While giving a tattoo, he meets 18-year-old Gita who instantly captures his heart. As upsetting and unimaginable as this tale is, there is such a beautiful love story as its core that I could not stop smiling at, and the determination each of them showed to survive and be together was so spectacular, it's hard to believe it isn't a work of fiction. As well as Lale and Gita, every character was portrayed brilliantly, whether they were good or bad, and I could imagine the whole true scenario with great clarity, which on many occasions made it extremely upsetting and hard to read but equally an important situation to comprehend. Each of them are pushed to the breaking point but never actually break, some fortunate enough to miraculously survive during the bleakest of times. But while the book is about these things, it's also about the triumph of the human spirit, about compassion and hope and never losing your faith.
Morris took several years to write Lale's story and I believe she has written a book that Lale would be extremely proud of. Her writing is filled with utmost care and consideration, putting our everyday problems into perspective against one of the most brutal and sickening periods of history.

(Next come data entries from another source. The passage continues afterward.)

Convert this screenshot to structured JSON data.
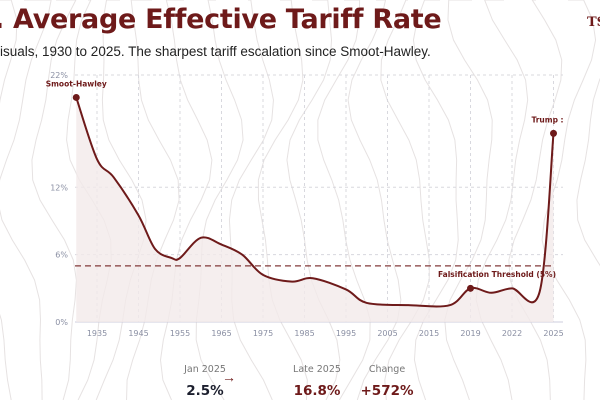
{
  "header": {
    "title": ". Average Effective Tariff Rate",
    "subtitle": "isuals, 1930 to 2025. The sharpest tariff escalation since Smoot-Hawley.",
    "brand": "TS"
  },
  "colors": {
    "accent": "#6e1a1a",
    "grid": "#d8d8de",
    "fill": "#f3eaea",
    "tick": "#8a8fa3"
  },
  "chart_data": {
    "type": "line",
    "title": "Average Effective Tariff Rate",
    "xlabel": "",
    "ylabel": "",
    "ylim": [
      0,
      22
    ],
    "y_ticks": [
      "0%",
      "6%",
      "12%",
      "22%"
    ],
    "y_tick_values": [
      0,
      6,
      12,
      22
    ],
    "x_ticks": [
      "1935",
      "1945",
      "1955",
      "1965",
      "1975",
      "1985",
      "1995",
      "2005",
      "2015",
      "2019",
      "2022",
      "2025"
    ],
    "grid": true,
    "series": [
      {
        "name": "Average effective tariff rate (%)",
        "x": [
          1930,
          1935,
          1939,
          1945,
          1949,
          1953,
          1955,
          1960,
          1965,
          1970,
          1975,
          1982,
          1987,
          1995,
          2000,
          2010,
          2017,
          2019,
          2020.5,
          2022,
          2024,
          2025
        ],
        "y": [
          20,
          14.5,
          12.9,
          9.5,
          6.5,
          5.7,
          5.7,
          7.5,
          6.9,
          6.0,
          4.2,
          3.6,
          3.9,
          2.9,
          1.7,
          1.5,
          1.5,
          3.0,
          2.6,
          3.0,
          2.7,
          16.8
        ]
      }
    ],
    "threshold": {
      "value": 5,
      "label": "Falsification Threshold (5%)"
    },
    "annotations": [
      {
        "x": 1930,
        "y": 20,
        "label": "Smoot-Hawley"
      },
      {
        "x": 2019,
        "y": 3.0,
        "label": ""
      },
      {
        "x": 2025,
        "y": 16.8,
        "label": "Trump :"
      }
    ]
  },
  "stats": [
    {
      "label": "Jan 2025",
      "value": "2.5%"
    },
    {
      "label": "Late 2025",
      "value": "16.8%"
    },
    {
      "label": "Change",
      "value": "+572%"
    }
  ],
  "arrow": "→"
}
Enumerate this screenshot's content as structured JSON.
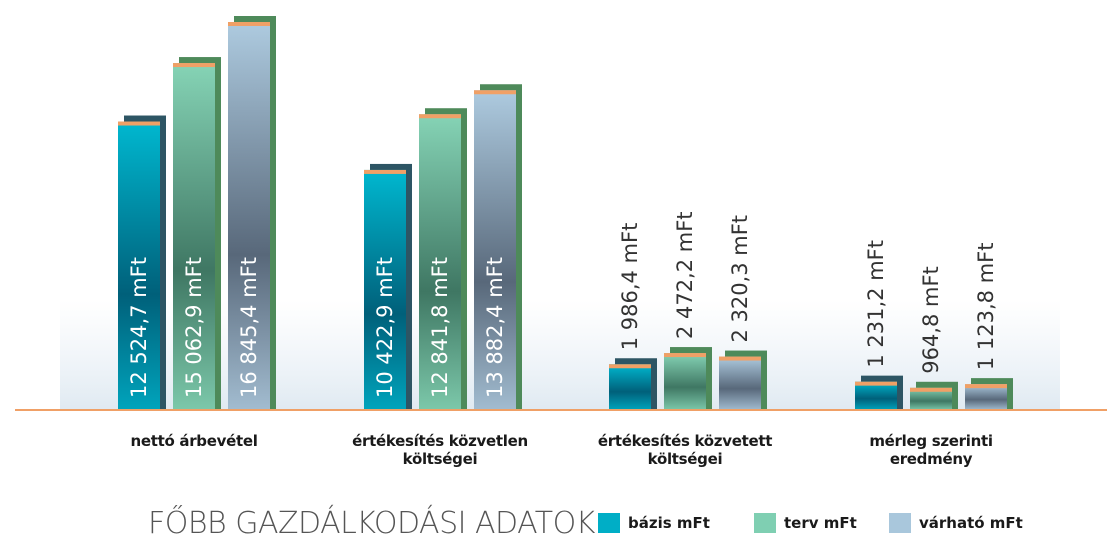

The reason why I'm not giving The Tattooist of Auschwitz a full 5 stars is because, despite the horrific events and immense struggles faced by the characters, I didn't feel as much emotion as I expected to, which I think is due to the writing being less rich with emotion than other historical books I've read. It had a kind of storytelling tone, which I suppose makes sense as the author is of course retelling a story that isn't hers, but at times I just felt an emotional disconnect from the characters. That being said, it is certainly impossible to dislike Lale and how he uses his position to alter the fate of so many innocent prisoners. I think the stark contrast between humanity at its best and at its worst that is present in The Tattooist of Auschwitz is something that everyone should be exposed to, and while the content of the book is undeniably harrowing, there aren't really any overly graphic descriptions so I think the appeal of the book shouldn't be lost on younger audiences either.
There are sure to be many other tales from history that will always unfortunately remain untold, but I'm very glad we at least have Lale's, a man whose strength and selflessness can now inspire generations.